In 1968, Mr. J. Raymond Price made a presentation on behalf of the American Hand–Made Glassware Industry before the Committee on Ways and Means of the U.S. House of Representatives. Price noted that he represented 14 companies that produced hand-made glassware, but the group numbered 39 companies in 1950. He stated that the primary reason for the loss of those companies was the inability to compete with non-domestic companies that had an advantage of low wages.

During portions of the 1970s labor and fuel costs increased significantly. The United States experienced recessions from December 1969 until November 1970, November 1973 to March 1975, January 1980 to July 1980, and July 1981 to November 1982.

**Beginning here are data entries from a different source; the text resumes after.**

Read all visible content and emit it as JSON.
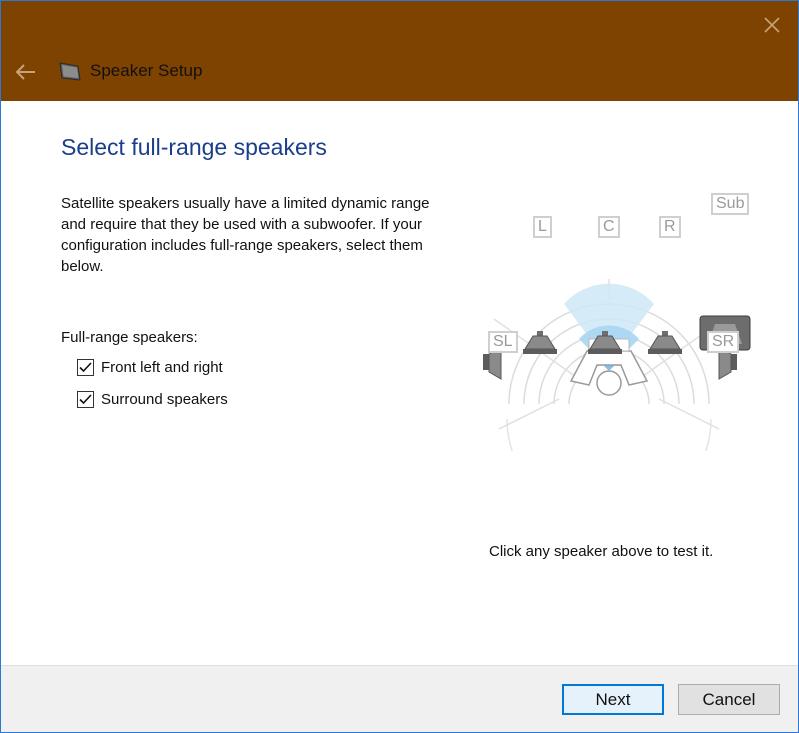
{
  "window": {
    "title": "Speaker Setup",
    "titlebar_color": "#7e4300",
    "border_color": "#2b79d6"
  },
  "icons": {
    "back": "back-arrow-icon",
    "close": "close-icon",
    "app": "speaker-setup-icon"
  },
  "page": {
    "heading": "Select full-range speakers",
    "heading_color": "#1a3e8c",
    "description": "Satellite speakers usually have a limited dynamic range and require that they be used with a subwoofer. If your configuration includes full-range speakers, select them below.",
    "group_label": "Full-range speakers:",
    "options": [
      {
        "label": "Front left and right",
        "checked": true
      },
      {
        "label": "Surround speakers",
        "checked": true
      }
    ]
  },
  "diagram": {
    "speakers": {
      "left": "L",
      "center": "C",
      "right": "R",
      "subwoofer": "Sub",
      "surround_left": "SL",
      "surround_right": "SR"
    },
    "hint": "Click any speaker above to test it."
  },
  "footer": {
    "next_label": "Next",
    "cancel_label": "Cancel"
  }
}
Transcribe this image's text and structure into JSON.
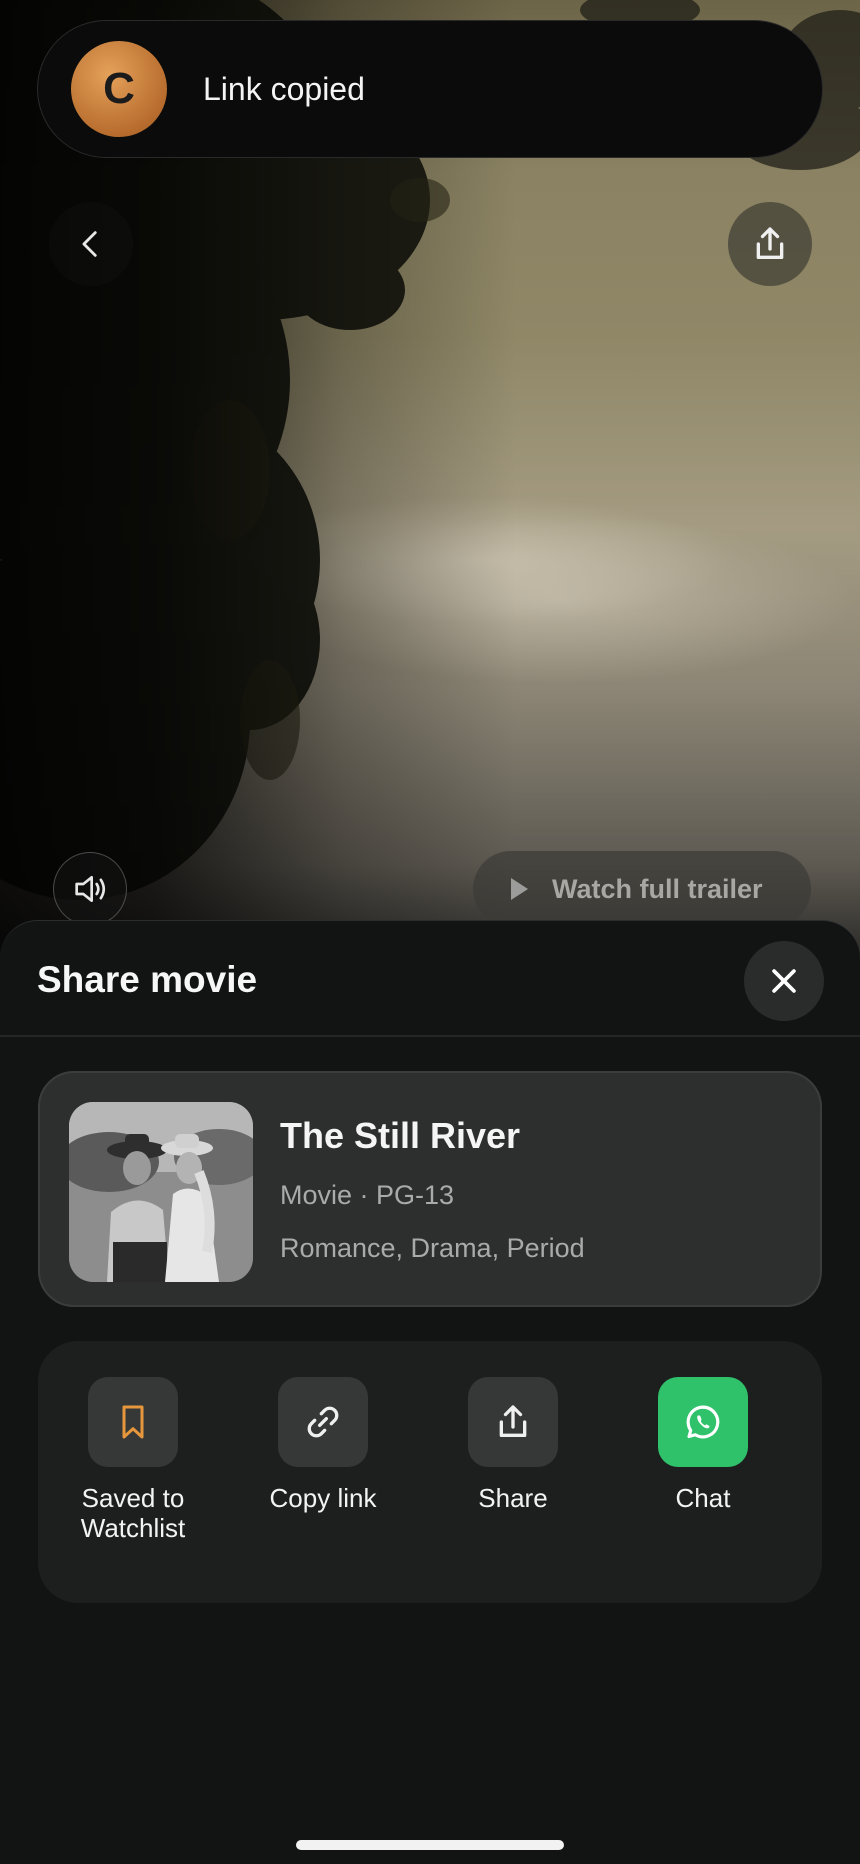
{
  "toast": {
    "avatar_letter": "C",
    "message": "Link copied"
  },
  "hero": {
    "back_icon": "chevron-left-icon",
    "share_icon": "share-icon",
    "volume_icon": "speaker-icon",
    "trailer_label": "Watch full trailer"
  },
  "sheet": {
    "title": "Share movie",
    "close_icon": "close-icon",
    "movie": {
      "title": "The Still River",
      "meta": "Movie · PG-13",
      "genres": "Romance, Drama, Period"
    },
    "actions": [
      {
        "label": "Saved to\nWatchlist",
        "icon": "bookmark-icon",
        "accent": "#e6963b"
      },
      {
        "label": "Copy link",
        "icon": "link-icon"
      },
      {
        "label": "Share",
        "icon": "share-icon"
      },
      {
        "label": "Chat",
        "icon": "whatsapp-icon",
        "accent": "#2fc26a"
      }
    ]
  }
}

In the early 1980s leaders of the glass industry again complained about overseas competition and high fuel costs. However, the main reason for the demise of the Seneca Glass Company and makers of similar products was a decline of interest in fine glassware. The Seneca plant was sold in 1982 to investors that named their new company Seneca Crystal Incorporated. By August 1983 the purchasers closed the factory and filed for bankruptcy.

==Legacy==
Seneca Glass Company's glassware enabled its products to be sold abroad and in American's outlets. The company continued using manufacturing methods developed in the 1890s into the 1980s. The former Seneca Glass Company plant in Morgantown remained standing as of 2023. It is known as Seneca Center, the building houses offices, restaurants, and specialty shops, and was added to the National Register of Historic Places in 1985.

Otto Jaeger, the ousted first president of Seneca Glass Company, founded the Bonita Art Glass Company in 1901. The Wheeling company employed 100 people, and specialized in decorating china and glass. W.H. Bannister, F. B. Bannister, Leopold Sigwart, and Frank Caples were among the incorporators of the Morgantown Glass Works in 1899. Economy Tumbler Company purchased that company during 1903. George Truog left the Seneca Glass Company shortly after it was formed, but remained a stockholder. He returned to Cumberland and founded the Maryland Glass Etching Works. Truog's Cumberland home (George Truog House) was listed in the National Register of Historic Places in 1986.